One of a class of painkillers known as COX-2 inhibitors that are widely used by arthritis sufferers, Vioxx was introduced in 1999. It was withdrawn after researchers halted a clinical trial because patients taking Vioxx were experiencing twice as many heart attacks and strokes as patients taking a placebo, but witnesses testified there had been suggestions of possible cardiovascular risks going back the mid-1990's.
Officials of the companies whose drugs were cited by Graham all said they were surprised by his testimony. Carolyn Glynn, a spokeswoman for Roche, said it had long recognized that Accutane required special handling because of its known connection to birth defects.
AstraZeneca, the maker of Crestor, said in a statement that "to date, the FDA has not given the company any indication of a major concern regarding Crestor, and the comments today are inconsistent with past public statements from the FDA."
Abbott Laboratories issued a statement defending its weight loss drug Meridia. "Obesity remains one of the leading health epidemics in the U.S., and Meridia is one of the few effective drugs that are currently available," it said.
GlaxoSmithKline stood by its asthma drug Serevent, saying it was "safe and effective when used appropriately."
Pfizer spokeswoman Susan Bro said its Cox-2 drug, Bextra, "has been found safe and effective when used as indicated." She noted that the company had already "committed to conducting further studies to confirm the longer-term cardiovascular safety profile."
Five drugs cited by a Food and Drug Administration official as the worst examples of those that remain on the market despite safety concerns:
- Accutane, a treatment for severe acne linked to birth defects and foetal death when used by pregnant women.

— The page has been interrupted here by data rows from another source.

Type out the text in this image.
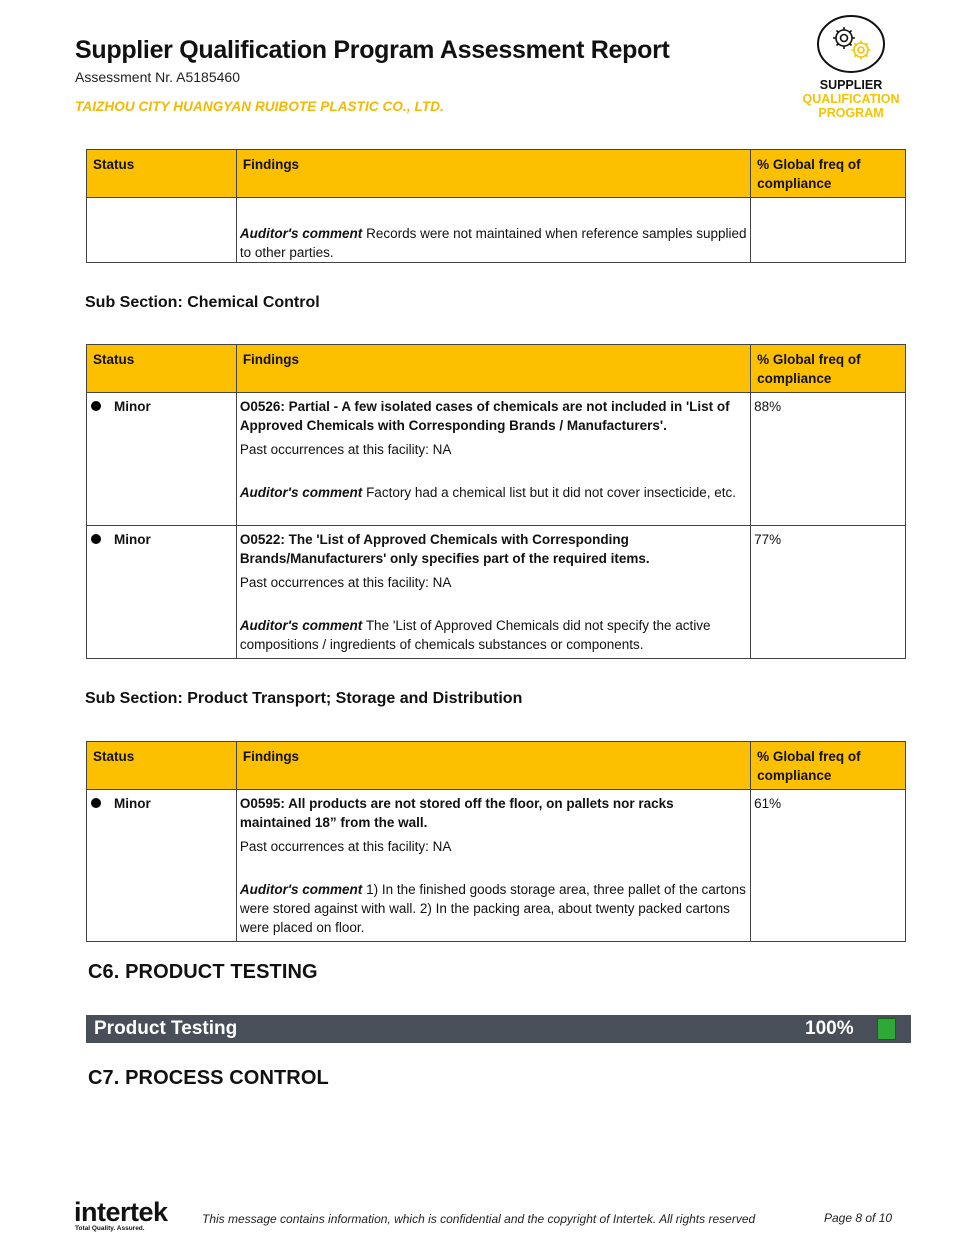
Supplier Qualification Program Assessment Report
Assessment Nr. A5185460
TAIZHOU CITY HUANGYAN RUIBOTE PLASTIC CO., LTD.
SUPPLIER
QUALIFICATION
PROGRAM
Status	Findings	% Global freq of compliance

	Auditor's comment Records were not maintained when reference samples supplied to other parties.	

Sub Section: Chemical Control
Status	Findings	% Global freq of compliance
Minor	O0526: Partial - A few isolated cases of chemicals are not included in 'List of Approved Chemicals with Corresponding Brands / Manufacturers'.
Past occurrences at this facility: NA
Auditor's comment Factory had a chemical list but it did not cover insecticide, etc.	88%
Minor	O0522: The 'List of Approved Chemicals with Corresponding Brands/Manufacturers' only specifies part of the required items.
Past occurrences at this facility: NA
Auditor's comment The 'List of Approved Chemicals did not specify the active compositions / ingredients of chemicals substances or components.	77%
Sub Section: Product Transport; Storage and Distribution
Status	Findings	% Global freq of compliance
Minor	O0595: All products are not stored off the floor, on pallets nor racks maintained 18” from the wall.
Past occurrences at this facility: NA
Auditor's comment 1) In the finished goods storage area, three pallet of the cartons were stored against with wall. 2) In the packing area, about twenty packed cartons were placed on floor.	61%
C6. PRODUCT TESTING
Product Testing	100%
C7. PROCESS CONTROL
intertek
Total Quality. Assured.
This message contains information, which is confidential and the copyright of Intertek. All rights reserved	Page 8 of 10
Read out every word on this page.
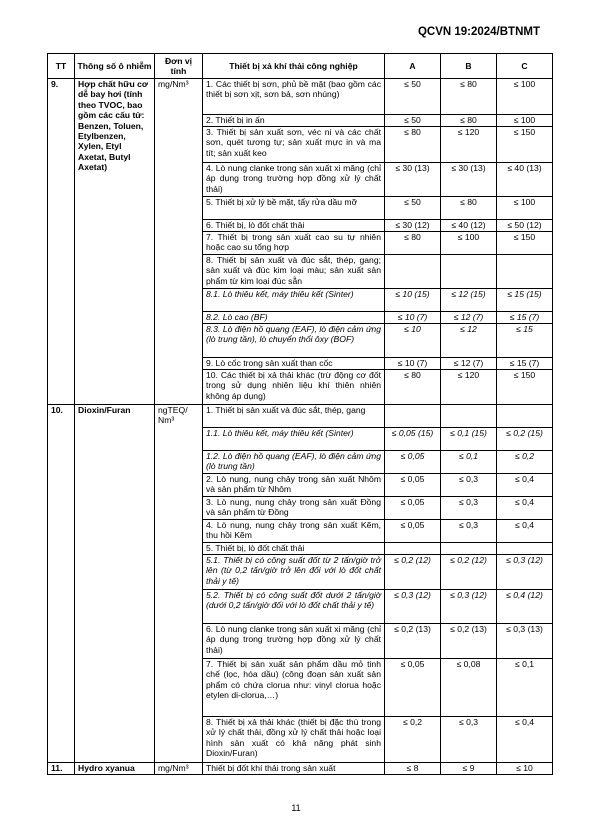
QCVN 19:2024/BTNMT
TT	Thông số ô nhiễm	Đơn vị tính	Thiết bị xả khí thải công nghiệp	A	B	C
9.	Hợp chất hữu cơ dễ bay hơi (tính theo TVOC, bao gồm các cấu tử: Benzen, Toluen, Etylbenzen, Xylen, Etyl Axetat, Butyl Axetat)	mg/Nm³	1. Các thiết bị sơn, phủ bề mặt (bao gồm các thiết bị sơn xịt, sơn bả, sơn nhúng)	≤ 50	≤ 80	≤ 100
			2. Thiết bị in ấn	≤ 50	≤ 80	≤ 100
			3. Thiết bị sản xuất sơn, véc ni và các chất sơn, quét tương tự; sản xuất mực in và ma tít; sản xuất keo	≤ 80	≤ 120	≤ 150
			4. Lò nung clanke trong sản xuất xi măng (chỉ áp dụng trong trường hợp đồng xử lý chất thải)	≤ 30 (13)	≤ 30 (13)	≤ 40 (13)
			5. Thiết bị xử lý bề mặt, tẩy rửa dầu mỡ	≤ 50	≤ 80	≤ 100
			6. Thiết bị, lò đốt chất thải	≤ 30 (12)	≤ 40 (12)	≤ 50 (12)
			7. Thiết bị trong sản xuất cao su tự nhiên hoặc cao su tổng hợp	≤ 80	≤ 100	≤ 150
			8. Thiết bị sản xuất và đúc sắt, thép, gang; sản xuất và đúc kim loại màu; sản xuất sản phẩm từ kim loại đúc sẵn			
			8.1. Lò thiêu kết, máy thiêu kết (Sinter)	≤ 10 (15)	≤ 12 (15)	≤ 15 (15)
			8.2. Lò cao (BF)	≤ 10 (7)	≤ 12 (7)	≤ 15 (7)
			8.3. Lò điện hồ quang (EAF), lò điện cảm ứng (lò trung tần), lò chuyển thổi ôxy (BOF)	≤ 10	≤ 12	≤ 15
			9. Lò cốc trong sản xuất than cốc	≤ 10 (7)	≤ 12 (7)	≤ 15 (7)
			10. Các thiết bị xả thải khác (trừ động cơ đốt trong sử dụng nhiên liệu khí thiên nhiên không áp dụng)	≤ 80	≤ 120	≤ 150
10.	Dioxin/Furan	ngTEQ/ Nm³	1. Thiết bị sản xuất và đúc sắt, thép, gang			
			1.1. Lò thiêu kết, máy thiêu kết (Sinter)	≤ 0,05 (15)	≤ 0,1 (15)	≤ 0,2 (15)
			1.2. Lò điện hồ quang (EAF), lò điện cảm ứng (lò trung tần)	≤ 0,05	≤ 0,1	≤ 0,2
			2. Lò nung, nung chảy trong sản xuất Nhôm và sản phẩm từ Nhôm	≤ 0,05	≤ 0,3	≤ 0,4
			3. Lò nung, nung chảy trong sản xuất Đồng và sản phẩm từ Đồng	≤ 0,05	≤ 0,3	≤ 0,4
			4. Lò nung, nung chảy trong sản xuất Kẽm, thu hồi Kẽm	≤ 0,05	≤ 0,3	≤ 0,4
			5. Thiết bị, lò đốt chất thải			
			5.1. Thiết bị có công suất đốt từ 2 tấn/giờ trở lên (từ 0,2 tấn/giờ trở lên đối với lò đốt chất thải y tế)	≤ 0,2 (12)	≤ 0,2 (12)	≤ 0,3 (12)
			5.2. Thiết bị có công suất đốt dưới 2 tấn/giờ (dưới 0,2 tấn/giờ đối với lò đốt chất thải y tế)	≤ 0,3 (12)	≤ 0,3 (12)	≤ 0,4 (12)
			6. Lò nung clanke trong sản xuất xi măng (chỉ áp dụng trong trường hợp đồng xử lý chất thải)	≤ 0,2 (13)	≤ 0,2 (13)	≤ 0,3 (13)
			7. Thiết bị sản xuất sản phẩm dầu mỏ tinh chế (lọc, hóa dầu) (công đoạn sản xuất sản phẩm có chứa clorua như: vinyl clorua hoặc etylen di-clorua,…)	≤ 0,05	≤ 0,08	≤ 0,1
			8. Thiết bị xả thải khác (thiết bị đặc thù trong xử lý chất thải, đồng xử lý chất thải hoặc loại hình sản xuất có khả năng phát sinh Dioxin/Furan)	≤ 0,2	≤ 0,3	≤ 0,4
11.	Hydro xyanua	mg/Nm³	Thiết bị đốt khí thải trong sản xuất	≤ 8	≤ 9	≤ 10
11
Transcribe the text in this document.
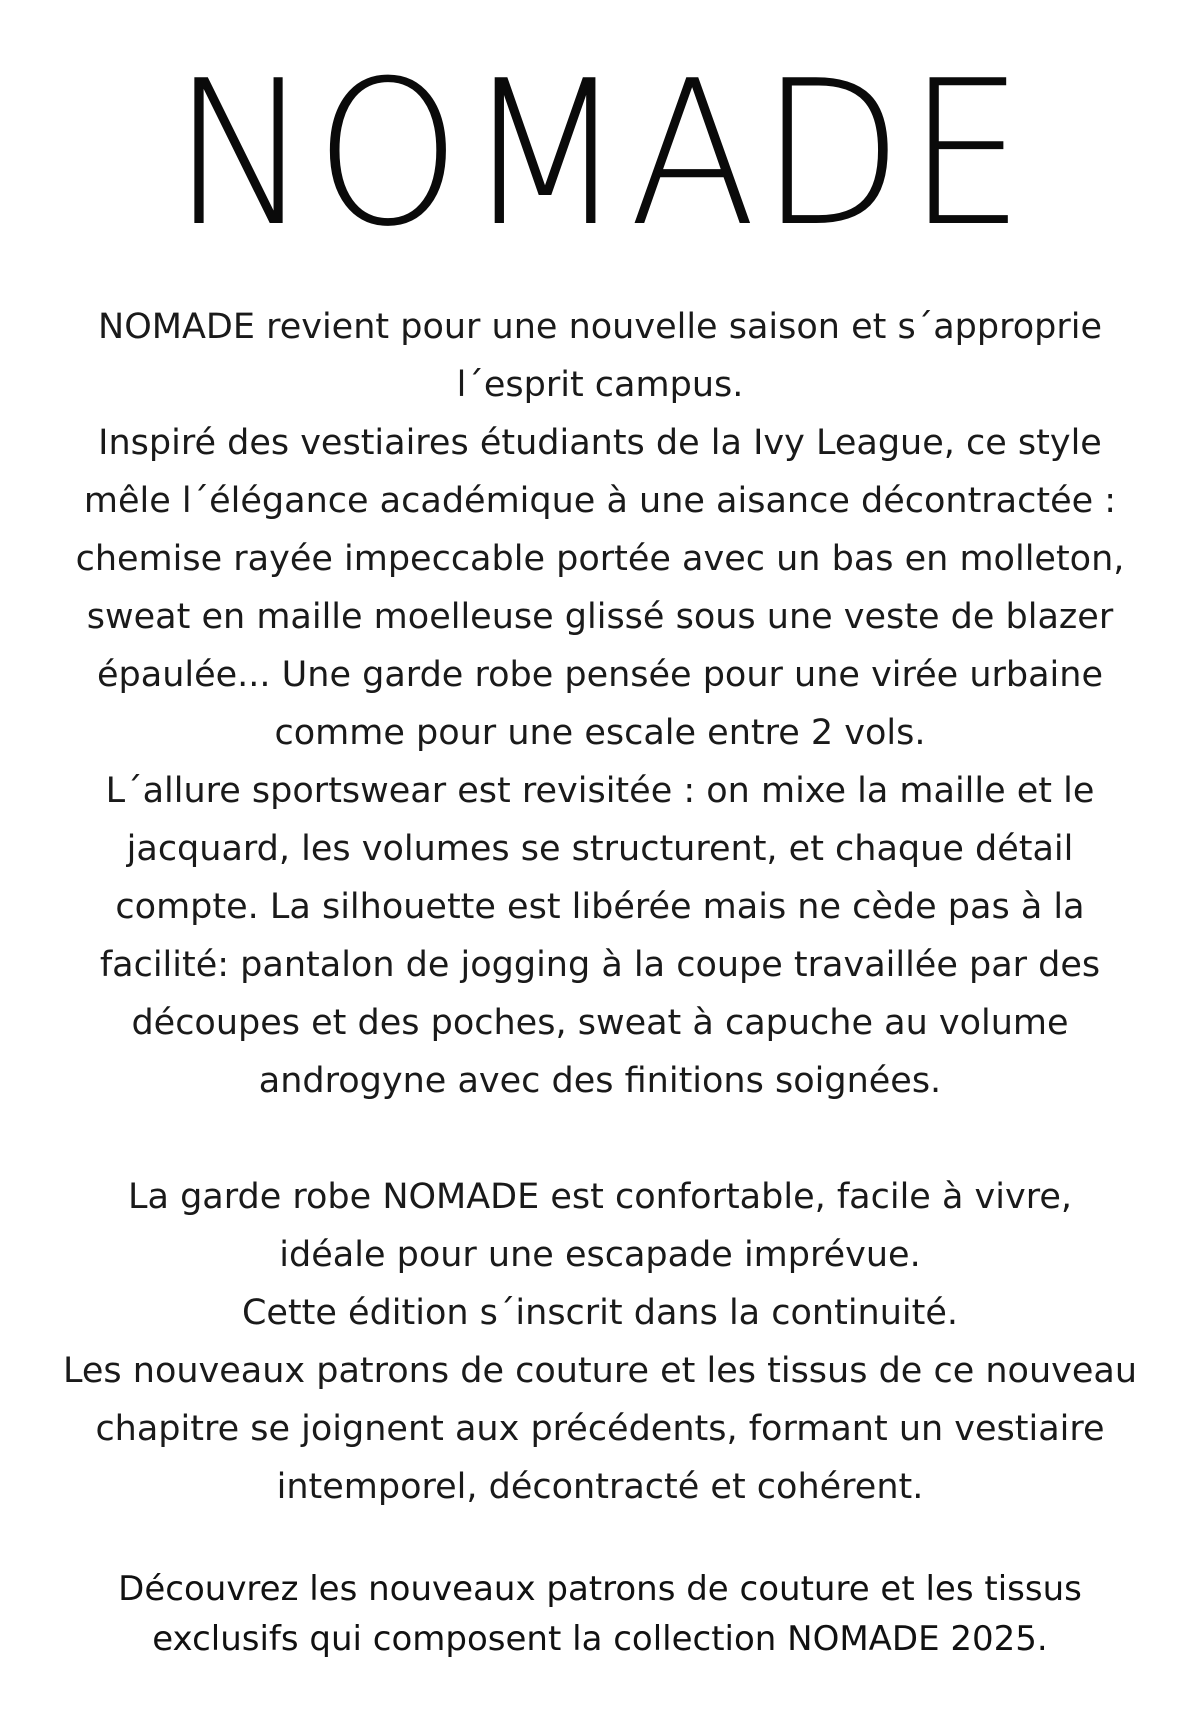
NOMADE
NOMADE revient pour une nouvelle saison et s´approprie
l´esprit campus.
Inspiré des vestiaires étudiants de la Ivy League, ce style
mêle l´élégance académique à une aisance décontractée :
chemise rayée impeccable portée avec un bas en molleton,
sweat en maille moelleuse glissé sous une veste de blazer
épaulée... Une garde robe pensée pour une virée urbaine
comme pour une escale entre 2 vols.
L´allure sportswear est revisitée : on mixe la maille et le
jacquard, les volumes se structurent, et chaque détail
compte. La silhouette est libérée mais ne cède pas à la
facilité: pantalon de jogging à la coupe travaillée par des
découpes et des poches, sweat à capuche au volume
androgyne avec des finitions soignées.
La garde robe NOMADE est confortable, facile à vivre,
idéale pour une escapade imprévue.
Cette édition s´inscrit dans la continuité.
Les nouveaux patrons de couture et les tissus de ce nouveau
chapitre se joignent aux précédents, formant un vestiaire
intemporel, décontracté et cohérent.
Découvrez les nouveaux patrons de couture et les tissus
exclusifs qui composent la collection NOMADE 2025.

- Bextra, a painkiller found in a recent study to more than double the risk of heart attacks and strokes among patients with heart disease.
- Crestor, an anti-cholesterol drug linked to a muscle-destroying side effect and acute renal failure.
- Meridia, an obesity treatment linked to heart problems and, among pregnant women, stillbirths, miscarriages and birth defects.
- Serevent, an asthma medication that a study in England linked to increased deaths.